The Scottish Government has published the new Social Security (Scotland) Bill, intended to lay the foundations for the delivery of a range of new benefits. The benefits specifically mentioned in the Bill include
- Carer’s assistance
- Cold-spell heating assistance
- Winter heating assistance
- Disability assistance
- Early years assistance
- Employment-injury assistance
- Funeral expense assistance
- Short Term assistance
as well as the specific top up for carers, and the addition of Discretionary Housing Payments.
Most of these clauses are a shell: they are creating powers to introduce specific benefits rather than specifying how the benefits will operate. We already know in relation to one category, Early Years assistance, that the name of one planned benefit in the general category (“Best Start” Grants) will be different. That leaves me some hope that they will also sub-divide “Disability assistance”, because mobility needs to be dealt with differently.

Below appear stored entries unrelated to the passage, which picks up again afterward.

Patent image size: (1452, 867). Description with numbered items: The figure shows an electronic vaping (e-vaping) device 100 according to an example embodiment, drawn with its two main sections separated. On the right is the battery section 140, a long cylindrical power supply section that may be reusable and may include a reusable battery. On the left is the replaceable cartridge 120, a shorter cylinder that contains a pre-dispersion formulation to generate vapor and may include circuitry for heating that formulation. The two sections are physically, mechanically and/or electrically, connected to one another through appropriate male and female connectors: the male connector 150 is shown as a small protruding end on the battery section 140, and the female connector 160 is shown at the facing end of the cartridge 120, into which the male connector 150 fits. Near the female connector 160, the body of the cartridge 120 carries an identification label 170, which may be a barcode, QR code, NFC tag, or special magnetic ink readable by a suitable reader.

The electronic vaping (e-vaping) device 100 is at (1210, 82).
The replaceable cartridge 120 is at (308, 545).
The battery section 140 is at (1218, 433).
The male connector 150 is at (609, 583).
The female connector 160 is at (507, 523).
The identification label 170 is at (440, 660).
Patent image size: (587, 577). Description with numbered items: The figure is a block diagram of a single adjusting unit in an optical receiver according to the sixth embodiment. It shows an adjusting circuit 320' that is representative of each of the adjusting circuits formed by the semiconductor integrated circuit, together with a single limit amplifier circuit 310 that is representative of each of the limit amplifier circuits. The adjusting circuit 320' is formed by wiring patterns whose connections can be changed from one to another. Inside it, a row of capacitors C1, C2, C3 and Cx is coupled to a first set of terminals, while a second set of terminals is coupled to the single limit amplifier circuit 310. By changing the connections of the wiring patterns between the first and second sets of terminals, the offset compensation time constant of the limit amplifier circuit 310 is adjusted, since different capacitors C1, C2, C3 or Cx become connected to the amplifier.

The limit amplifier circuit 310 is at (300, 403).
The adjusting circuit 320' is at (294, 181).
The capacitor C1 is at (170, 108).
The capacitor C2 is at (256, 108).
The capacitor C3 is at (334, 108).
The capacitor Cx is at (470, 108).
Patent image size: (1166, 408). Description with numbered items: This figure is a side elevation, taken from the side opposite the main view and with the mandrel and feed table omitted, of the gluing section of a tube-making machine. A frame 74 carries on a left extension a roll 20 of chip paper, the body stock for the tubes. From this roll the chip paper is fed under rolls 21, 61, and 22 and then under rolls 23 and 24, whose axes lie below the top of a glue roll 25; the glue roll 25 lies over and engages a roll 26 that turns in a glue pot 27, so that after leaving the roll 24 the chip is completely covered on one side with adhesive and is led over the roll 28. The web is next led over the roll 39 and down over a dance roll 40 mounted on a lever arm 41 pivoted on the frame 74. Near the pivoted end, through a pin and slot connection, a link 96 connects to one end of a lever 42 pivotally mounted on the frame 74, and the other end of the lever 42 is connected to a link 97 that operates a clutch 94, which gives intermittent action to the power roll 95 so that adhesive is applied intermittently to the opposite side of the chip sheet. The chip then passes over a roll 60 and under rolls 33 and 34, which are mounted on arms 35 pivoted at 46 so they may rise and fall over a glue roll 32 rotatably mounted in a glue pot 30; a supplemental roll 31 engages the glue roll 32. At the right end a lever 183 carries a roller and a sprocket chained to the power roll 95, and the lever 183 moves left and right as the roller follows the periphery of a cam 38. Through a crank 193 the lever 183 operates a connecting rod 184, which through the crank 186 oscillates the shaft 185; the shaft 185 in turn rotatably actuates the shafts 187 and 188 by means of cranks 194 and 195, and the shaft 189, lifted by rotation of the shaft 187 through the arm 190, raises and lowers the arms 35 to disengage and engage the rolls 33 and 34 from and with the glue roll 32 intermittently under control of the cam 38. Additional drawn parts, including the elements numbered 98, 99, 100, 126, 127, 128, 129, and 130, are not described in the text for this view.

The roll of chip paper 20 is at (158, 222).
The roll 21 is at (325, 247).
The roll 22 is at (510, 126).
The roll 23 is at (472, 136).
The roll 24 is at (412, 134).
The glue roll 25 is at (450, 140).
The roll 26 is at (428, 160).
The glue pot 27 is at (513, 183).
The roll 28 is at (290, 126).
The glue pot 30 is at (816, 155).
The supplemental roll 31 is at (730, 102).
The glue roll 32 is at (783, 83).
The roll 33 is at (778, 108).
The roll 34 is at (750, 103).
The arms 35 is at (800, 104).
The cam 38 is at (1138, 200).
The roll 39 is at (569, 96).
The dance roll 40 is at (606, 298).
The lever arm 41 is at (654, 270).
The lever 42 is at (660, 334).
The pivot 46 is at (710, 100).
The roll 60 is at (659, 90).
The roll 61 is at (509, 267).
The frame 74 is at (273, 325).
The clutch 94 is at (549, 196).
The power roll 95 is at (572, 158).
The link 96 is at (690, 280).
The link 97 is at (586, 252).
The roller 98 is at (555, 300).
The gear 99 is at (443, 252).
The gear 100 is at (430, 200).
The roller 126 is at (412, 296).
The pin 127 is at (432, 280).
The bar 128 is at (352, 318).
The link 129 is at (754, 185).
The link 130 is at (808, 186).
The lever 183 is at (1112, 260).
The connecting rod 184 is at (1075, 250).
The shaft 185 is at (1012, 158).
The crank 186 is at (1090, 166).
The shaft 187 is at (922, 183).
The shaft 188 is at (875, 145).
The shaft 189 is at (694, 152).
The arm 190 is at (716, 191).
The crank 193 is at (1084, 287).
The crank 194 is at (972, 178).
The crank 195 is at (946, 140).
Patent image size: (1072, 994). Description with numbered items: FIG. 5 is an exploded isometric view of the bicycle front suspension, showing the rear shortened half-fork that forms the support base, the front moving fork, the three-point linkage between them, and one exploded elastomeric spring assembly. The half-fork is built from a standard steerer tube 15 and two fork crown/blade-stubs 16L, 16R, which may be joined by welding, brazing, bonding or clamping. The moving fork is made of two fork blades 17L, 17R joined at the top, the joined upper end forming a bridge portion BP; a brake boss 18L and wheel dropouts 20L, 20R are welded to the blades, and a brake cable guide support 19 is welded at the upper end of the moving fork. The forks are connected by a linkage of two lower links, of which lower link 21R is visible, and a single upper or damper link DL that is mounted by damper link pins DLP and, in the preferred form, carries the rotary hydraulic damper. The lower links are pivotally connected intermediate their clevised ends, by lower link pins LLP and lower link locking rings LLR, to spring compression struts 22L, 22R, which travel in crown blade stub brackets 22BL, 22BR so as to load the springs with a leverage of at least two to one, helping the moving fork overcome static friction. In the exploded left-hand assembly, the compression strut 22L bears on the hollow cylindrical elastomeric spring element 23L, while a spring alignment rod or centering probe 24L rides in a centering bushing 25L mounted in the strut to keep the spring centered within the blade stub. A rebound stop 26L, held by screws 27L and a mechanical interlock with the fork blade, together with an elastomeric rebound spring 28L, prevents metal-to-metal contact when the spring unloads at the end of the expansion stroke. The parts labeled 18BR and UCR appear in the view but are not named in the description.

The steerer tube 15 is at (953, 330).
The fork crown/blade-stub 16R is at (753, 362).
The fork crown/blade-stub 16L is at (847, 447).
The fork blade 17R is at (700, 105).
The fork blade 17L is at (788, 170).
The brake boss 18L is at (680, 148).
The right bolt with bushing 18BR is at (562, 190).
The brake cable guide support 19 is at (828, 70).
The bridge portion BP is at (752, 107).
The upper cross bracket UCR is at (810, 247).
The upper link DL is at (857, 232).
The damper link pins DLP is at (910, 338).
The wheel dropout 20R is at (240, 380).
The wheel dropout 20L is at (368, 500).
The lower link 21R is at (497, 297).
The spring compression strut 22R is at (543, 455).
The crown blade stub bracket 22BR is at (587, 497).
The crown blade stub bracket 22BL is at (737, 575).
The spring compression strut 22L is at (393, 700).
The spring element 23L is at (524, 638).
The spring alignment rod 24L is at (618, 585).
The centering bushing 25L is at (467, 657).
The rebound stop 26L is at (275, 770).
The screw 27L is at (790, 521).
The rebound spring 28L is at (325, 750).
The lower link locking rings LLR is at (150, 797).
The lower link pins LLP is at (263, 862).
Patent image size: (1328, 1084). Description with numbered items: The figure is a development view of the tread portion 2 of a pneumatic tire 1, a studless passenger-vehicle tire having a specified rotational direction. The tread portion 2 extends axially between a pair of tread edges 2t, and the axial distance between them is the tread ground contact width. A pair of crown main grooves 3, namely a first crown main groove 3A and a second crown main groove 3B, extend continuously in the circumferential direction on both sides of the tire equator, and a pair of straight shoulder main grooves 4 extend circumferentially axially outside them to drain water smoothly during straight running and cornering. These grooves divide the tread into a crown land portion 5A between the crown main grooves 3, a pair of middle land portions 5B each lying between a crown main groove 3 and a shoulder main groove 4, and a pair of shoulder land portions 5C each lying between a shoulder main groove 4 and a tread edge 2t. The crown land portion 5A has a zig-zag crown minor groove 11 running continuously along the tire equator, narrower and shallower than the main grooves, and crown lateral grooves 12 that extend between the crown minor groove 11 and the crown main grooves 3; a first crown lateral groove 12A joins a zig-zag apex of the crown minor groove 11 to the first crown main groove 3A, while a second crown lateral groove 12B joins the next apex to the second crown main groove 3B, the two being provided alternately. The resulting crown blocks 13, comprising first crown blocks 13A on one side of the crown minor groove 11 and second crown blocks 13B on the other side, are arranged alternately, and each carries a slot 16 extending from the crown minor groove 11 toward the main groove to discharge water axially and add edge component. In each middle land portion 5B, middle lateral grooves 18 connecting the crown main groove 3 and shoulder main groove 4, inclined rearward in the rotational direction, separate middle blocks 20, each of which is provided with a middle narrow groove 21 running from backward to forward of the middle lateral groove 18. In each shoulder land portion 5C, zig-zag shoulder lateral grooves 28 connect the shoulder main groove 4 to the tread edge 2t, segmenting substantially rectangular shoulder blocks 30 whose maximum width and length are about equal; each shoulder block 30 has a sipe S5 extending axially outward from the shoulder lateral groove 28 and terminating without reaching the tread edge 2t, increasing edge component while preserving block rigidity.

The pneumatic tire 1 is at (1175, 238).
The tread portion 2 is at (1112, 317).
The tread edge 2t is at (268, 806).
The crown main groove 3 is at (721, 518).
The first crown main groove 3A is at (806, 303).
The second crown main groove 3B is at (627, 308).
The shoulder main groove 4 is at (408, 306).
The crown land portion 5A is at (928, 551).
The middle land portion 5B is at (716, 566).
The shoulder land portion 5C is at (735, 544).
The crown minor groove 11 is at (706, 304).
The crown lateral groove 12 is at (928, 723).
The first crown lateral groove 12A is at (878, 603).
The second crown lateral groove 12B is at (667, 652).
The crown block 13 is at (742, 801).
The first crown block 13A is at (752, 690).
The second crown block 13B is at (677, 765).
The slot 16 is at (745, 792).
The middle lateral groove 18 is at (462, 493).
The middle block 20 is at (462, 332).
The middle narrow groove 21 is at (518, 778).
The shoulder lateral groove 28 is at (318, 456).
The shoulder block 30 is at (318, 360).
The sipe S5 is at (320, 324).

Probably more important at this stage are other aspects of the framework. Three points are worth noting. First, although there is an assumption that people will have to apply for benefits, there is provision to make regulations to allow claims to be registered without a claim. Claiming is normal in the UK benefit system, but things don’t have to be done that way – it’s perfectly possible to issue certain benefits without an application (a baby box is an example, and some grants for serious disability could be made via hospitals in the same way. ) It may be possible to develop systems that deal with claimants in a new way. (I have altered this part of the entry from my first posting on this; I’m grateful to the parliamentary counsel who corrected me.)
Second, reflecting some of the worst excesses of the system in recent years, there is a harsh rule covering overpayments: individual recipients are liable for the mistakes made by officials (s.36), regardless of whether or not they could have been expected to know that a mistake had been made.
Third, and most positively, all the benefits being introduced will be open to appeal to the First-Tier tribunal.